Algae are important to marine and fresh-water ecosystems. However, some species of algae are harmful or even toxic. They can consume oxygen or block sunlight that is essential for other organisms to live. Indeed, some algae blooms can produce toxins that damage the health of the environment, plants, animals, and humans. Harmful algal blooms (HABs) which are often more green, brown, or dark-colored than red have spread along the coastlines and in the surface waters of the United States. Therefore, scientists are making great efforts to study HABs in order to maintain human and ecosystem health.
Karenia brevis, the major harmful algal bloom dinoflagellate of the Gulf of Mexico, plays a destructive role in the region. Karenia brevis, responsible for Florida red tide, is the principle HAB dinoflagellate in the Gulf of Mexico. K. brevis blooms can produce brevetoxin: ladder-shaped polyether (LSP) compounds, which can lead to adverse human health effects, like reduced respiratory function through inhalation exposure, or neurotoxic shellfish poisoning through consumption of contaminated shellfish. The poisoning has been attributed to their affinity for voltage-sensitive sodium ion channels causing channel opening and depolarization of excitable cell membranes. Conservative estimate suggests that the economic impact from all harmful algal bloom events in the United States is at least $82 million/year. The public health costs occupy $37 million alone.

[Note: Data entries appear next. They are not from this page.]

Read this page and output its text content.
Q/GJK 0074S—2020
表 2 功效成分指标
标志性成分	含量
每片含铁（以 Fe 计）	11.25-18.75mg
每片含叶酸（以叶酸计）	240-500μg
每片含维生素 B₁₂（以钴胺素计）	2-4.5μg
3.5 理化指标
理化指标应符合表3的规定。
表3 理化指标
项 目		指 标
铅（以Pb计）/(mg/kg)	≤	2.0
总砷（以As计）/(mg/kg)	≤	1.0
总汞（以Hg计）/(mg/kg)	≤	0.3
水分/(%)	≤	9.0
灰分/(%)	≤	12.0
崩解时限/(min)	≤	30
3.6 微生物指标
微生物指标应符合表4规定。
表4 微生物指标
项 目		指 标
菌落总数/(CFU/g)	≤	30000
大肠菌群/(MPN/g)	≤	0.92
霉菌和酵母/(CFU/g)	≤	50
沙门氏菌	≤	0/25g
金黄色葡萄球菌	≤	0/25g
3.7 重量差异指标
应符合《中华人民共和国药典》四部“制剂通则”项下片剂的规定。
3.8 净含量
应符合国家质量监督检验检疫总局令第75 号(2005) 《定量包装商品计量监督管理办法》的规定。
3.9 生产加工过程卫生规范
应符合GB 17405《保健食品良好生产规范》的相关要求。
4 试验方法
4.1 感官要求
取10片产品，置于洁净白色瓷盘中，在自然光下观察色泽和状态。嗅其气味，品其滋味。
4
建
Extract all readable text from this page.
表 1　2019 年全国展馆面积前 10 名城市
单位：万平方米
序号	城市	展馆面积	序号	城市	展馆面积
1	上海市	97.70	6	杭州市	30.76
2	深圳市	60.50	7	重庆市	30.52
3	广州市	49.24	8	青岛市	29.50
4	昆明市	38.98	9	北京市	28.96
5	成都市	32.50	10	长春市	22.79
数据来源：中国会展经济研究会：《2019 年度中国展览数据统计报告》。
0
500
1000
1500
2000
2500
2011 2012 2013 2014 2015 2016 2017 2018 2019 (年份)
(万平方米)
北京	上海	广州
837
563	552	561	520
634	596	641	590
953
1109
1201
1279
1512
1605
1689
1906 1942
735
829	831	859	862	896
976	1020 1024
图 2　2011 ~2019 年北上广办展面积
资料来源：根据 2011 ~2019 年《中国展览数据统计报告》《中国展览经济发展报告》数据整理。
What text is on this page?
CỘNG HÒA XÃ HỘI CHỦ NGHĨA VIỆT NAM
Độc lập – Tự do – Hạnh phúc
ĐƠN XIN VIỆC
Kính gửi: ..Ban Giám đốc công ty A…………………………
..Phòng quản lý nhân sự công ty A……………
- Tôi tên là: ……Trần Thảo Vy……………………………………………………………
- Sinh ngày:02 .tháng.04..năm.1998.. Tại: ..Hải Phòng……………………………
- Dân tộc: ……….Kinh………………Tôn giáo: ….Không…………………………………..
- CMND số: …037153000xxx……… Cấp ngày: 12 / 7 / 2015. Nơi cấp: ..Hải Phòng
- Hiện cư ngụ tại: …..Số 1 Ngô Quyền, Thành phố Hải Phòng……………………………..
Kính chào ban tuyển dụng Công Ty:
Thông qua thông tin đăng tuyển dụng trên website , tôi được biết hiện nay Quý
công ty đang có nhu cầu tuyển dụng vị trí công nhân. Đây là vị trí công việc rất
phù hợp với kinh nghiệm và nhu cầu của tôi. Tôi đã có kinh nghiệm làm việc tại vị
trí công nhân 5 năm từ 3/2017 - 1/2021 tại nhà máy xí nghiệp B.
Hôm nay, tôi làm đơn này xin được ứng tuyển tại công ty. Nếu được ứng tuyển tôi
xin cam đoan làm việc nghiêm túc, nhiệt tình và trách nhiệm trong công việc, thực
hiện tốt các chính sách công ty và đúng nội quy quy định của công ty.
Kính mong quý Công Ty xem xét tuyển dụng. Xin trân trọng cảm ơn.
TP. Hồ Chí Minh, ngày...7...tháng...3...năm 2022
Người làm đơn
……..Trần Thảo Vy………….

The study presented herein utilized fluorescent and photolabile brevetoxin probes to demonstrate that brevetoxin localizes in the chloroplast of K. brevis where it binds to light harvest complex II (LHC II) and thioredoxin (Trx). It had been discovered that the TrxR/Trx system was inhibited by brevetoxin-2 (PbTx-2) with an IC50 of 25 µM. The mechanism of the inhibition was discussed in this work. The research also revealed that the K. brevis high-toxic and low-toxic strains have a significant difference in their ability, not only to produce brevetoxin, but also to perform NPQ and in the production of ROS. I compared and contrasted various metabolic and biochemical parameters in two strains of K. brevis which had a ten-fold difference in toxin content. The work could shed light on the physiological role that brevetoxin fills for K. brevis and may contribute to understanding the effect of ladder-shaped polyether compounds on both marine animals and exposed humans and shall inform improved treatments for brevetoxicosis.